Nell Smith, “Anxious”

The teen songwriter’s posthumous debut is as goofy, sinister, and sing-song-y as you might expect from someone who worked closely with Wayne Coyne at an impressionable age.
Reviews

Nell Smith, Anxious

The teen songwriter’s posthumous debut is as goofy, sinister, and sing-song-y as you might expect from someone who worked closely with Wayne Coyne at an impressionable age.

Words: A.D. Amorosi

April 16, 2025

Nell Smith
Anxious
BELLA UNION

With anything posthumously released, you’re forced to confront death and how it fatally felled the artist at hand. You wonder aloud about its circumstance and mourn for all who were left behind.

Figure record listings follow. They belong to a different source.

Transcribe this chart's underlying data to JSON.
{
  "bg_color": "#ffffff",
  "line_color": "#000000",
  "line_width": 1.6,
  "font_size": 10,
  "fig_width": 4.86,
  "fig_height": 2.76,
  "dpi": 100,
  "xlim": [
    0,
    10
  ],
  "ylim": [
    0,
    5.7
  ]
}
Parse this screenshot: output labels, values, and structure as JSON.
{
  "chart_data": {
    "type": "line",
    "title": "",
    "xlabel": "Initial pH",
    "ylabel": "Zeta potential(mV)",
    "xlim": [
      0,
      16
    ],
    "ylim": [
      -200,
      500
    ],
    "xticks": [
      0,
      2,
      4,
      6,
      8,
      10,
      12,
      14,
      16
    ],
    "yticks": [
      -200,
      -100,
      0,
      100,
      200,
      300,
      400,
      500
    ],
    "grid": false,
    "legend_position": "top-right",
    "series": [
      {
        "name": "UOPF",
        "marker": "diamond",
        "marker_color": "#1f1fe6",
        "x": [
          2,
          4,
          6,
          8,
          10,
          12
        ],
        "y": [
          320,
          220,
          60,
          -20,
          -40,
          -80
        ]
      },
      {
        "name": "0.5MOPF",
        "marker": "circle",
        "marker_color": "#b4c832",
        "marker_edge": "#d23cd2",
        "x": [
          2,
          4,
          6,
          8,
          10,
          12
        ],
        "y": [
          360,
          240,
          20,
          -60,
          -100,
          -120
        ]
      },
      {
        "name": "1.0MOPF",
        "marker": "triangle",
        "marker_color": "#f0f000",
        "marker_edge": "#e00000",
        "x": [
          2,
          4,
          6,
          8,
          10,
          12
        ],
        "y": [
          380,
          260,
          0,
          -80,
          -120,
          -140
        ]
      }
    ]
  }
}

You feel bad if the artist was older, worse if they were young, snuffed out before their time, whatever their time was or could’ve been. So, the weird thing that happens with the music of Nell Smith—the debut album of Neil Smith, no less, recorded in full before the Brit-Canadian songwriter died in a car accident last fall at the age of 17—is that Anxious is as goofy, sinister, and sing-song-y as anything created by an artist who worked closely with The Flaming Lips at an impressionable age (Smith is the principle collaborator on the Lips’ Nick Cave–focused Where the Viaduct Looms project from 2021) could possibly be.

Produced by Penelope Isles’ Jack and Lily Wolter, Anxious is a nice title for a record from a breathy, bloopy, indie-pop teen looking to explore all of the poignant yet decidedly kidding parameters of psych-pop while certainly also glancing inward in the most ephemeral way. The speedy, ping-ponging “Boy in a Bubble” looks at her hero, Wayne Coyne, with awe and direct address, and the title track is a twinkly, echo-heavy, day-in-the-life story of mewing cats and afternoon strolls accompanied by strummy acoustic guitars, de-tuned synthesizers, and a cloudy descending chord bridge that Billie Eilish would eat FINNEAS for. 

The “holding hands in July” romanticism of “Daisy Fields” is reminiscent, in spots, of Elton John’s “Rocket Man” as played on a Casio. The summer-to-fall foliage of “Billions of People” is starry and handsomely jazzy as it plonks along to the idea that in an overcrowded planet, Smith “chose” just one. It’s a sweet, small observation about a big cruel world that writers twice her age couldn’t come up with at twice their age. Which is actually the point of everything on Anxious, as all of it is smart, funny, coolly comported, quirkily experimental, yet perfectly in line with 21st century indie-pop—and valuable as a document of life, love, and obsession for any and every age.